Note: No matter what the code is, the characters represented in the initial range of 0-127 are completely consistent with the ASCII code.

UTF-8 encoding:
Of course, if all countries in the world use their own encoding, then the communication between countries will be more troublesome. There, because the encoding is different, the analysis is cursing, which is not good. Therefore, in order to solve this problem, an organization called the Unicode Academic Society formulated a set of encoding rules-Unicode encoding. The rule supports more than 650 languages ​​in the world. It is a universal character rule.

UTF-8 is an international encoding table launched according to this rule.

UTF-8 is an international encoding table, which supports Chinese encoding. Chinese generally occupies 3 bytes in the encoding table

Note 1: Unicode encoding is not an encoding table, but an encoding rule. UTF-8 is the encoding table, and UTF-8 is the encoding table specified according to this rule.

Note 2: Chinese in UTF-8 is not all 3 bytes, and it usually takes up 3 characters. Section, some special, very rare words may occupy 6 bytes.

?

Encoding issues:
During development, the so-called “encoding issues” are actually Chinese garbled characters. Why does this problem occur?

We Chinese, generally use Chinese operating systems, and the default encoding format of Chinese operating systems is GBK. Internationally, in order to be understood by the whole world, UTF-8 encoding is generally used. (International websites generally use UTF-8 encoding)

GBK encoding, a Chinese character generally occupies 2 bytes.

UTF-8 encoding, a Chinese character generally occupies 3 bytes.

?

If it is: UTF-8 –> GBK

?

?

?< /p>

?

If it is: GBK –> UTF-8

?

?

Solve the encoding problem :
The emergence of “encoding problem” is nothing more than the encoding error when we parse the Chinese characters given to us by others. If we get GBK, we will use GBK to parse, if we get UTF-8 , Is to use UTF-8 parsing, this will solve it?

So, if you encounter Chinese garbled characters in the string:

1. Rewrite and break up the Chinese garbled string into bytes.

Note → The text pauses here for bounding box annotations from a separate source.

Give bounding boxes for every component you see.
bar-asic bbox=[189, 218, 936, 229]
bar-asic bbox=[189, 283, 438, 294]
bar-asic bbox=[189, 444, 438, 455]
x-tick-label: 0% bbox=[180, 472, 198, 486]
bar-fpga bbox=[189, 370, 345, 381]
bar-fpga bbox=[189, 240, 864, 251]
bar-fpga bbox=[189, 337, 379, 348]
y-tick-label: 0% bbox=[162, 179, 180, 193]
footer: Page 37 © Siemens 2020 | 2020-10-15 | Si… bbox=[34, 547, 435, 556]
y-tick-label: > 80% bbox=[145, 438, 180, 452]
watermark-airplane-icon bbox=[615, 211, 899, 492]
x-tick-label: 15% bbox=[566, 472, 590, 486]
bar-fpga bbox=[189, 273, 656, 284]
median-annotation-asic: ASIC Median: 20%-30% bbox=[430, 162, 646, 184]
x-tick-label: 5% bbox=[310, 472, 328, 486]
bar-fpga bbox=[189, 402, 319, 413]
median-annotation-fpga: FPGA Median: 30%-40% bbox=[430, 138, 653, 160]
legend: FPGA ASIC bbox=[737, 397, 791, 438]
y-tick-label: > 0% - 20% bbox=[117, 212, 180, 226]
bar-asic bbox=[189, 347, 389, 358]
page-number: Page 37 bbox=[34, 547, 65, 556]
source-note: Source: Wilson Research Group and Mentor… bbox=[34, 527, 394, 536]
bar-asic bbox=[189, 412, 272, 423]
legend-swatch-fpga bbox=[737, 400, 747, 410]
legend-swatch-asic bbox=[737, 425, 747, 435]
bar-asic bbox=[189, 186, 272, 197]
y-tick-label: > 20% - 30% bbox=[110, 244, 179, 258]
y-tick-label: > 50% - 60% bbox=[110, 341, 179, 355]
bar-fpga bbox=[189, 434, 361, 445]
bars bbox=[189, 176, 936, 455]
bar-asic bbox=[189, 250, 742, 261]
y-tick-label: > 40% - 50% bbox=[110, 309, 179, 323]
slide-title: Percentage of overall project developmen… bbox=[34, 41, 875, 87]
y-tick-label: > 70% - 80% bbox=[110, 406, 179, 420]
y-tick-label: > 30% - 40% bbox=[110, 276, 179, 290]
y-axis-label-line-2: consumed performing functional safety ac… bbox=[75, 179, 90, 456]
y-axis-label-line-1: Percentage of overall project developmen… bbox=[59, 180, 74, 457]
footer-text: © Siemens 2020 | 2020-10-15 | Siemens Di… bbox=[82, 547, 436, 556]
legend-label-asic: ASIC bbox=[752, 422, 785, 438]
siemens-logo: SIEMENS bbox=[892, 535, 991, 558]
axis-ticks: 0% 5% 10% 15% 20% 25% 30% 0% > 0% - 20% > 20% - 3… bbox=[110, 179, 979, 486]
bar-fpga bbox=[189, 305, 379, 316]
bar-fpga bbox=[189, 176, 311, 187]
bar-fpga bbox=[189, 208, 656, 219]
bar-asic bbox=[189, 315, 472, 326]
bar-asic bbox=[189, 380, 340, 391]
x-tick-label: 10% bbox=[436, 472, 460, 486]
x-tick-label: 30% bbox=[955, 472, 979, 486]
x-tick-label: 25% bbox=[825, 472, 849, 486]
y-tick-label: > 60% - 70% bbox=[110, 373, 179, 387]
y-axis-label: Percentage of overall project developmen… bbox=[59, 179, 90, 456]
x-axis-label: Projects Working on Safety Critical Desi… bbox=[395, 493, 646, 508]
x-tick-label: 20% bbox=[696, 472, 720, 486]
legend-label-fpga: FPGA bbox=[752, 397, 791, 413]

2. Use the String constructor String(byte[]?bytes, String?charsetName) to reorganize the string.

?

For example: ??UTF-8 parsing

?

?

Note: Chinese garbled characters It’s just because we made a mistake in the assembly when we parsed the bytes, which is similar to misplaced when we were playing with building blocks, but the essential bytes have not changed.

Leave a Comment

Your email address will not be published.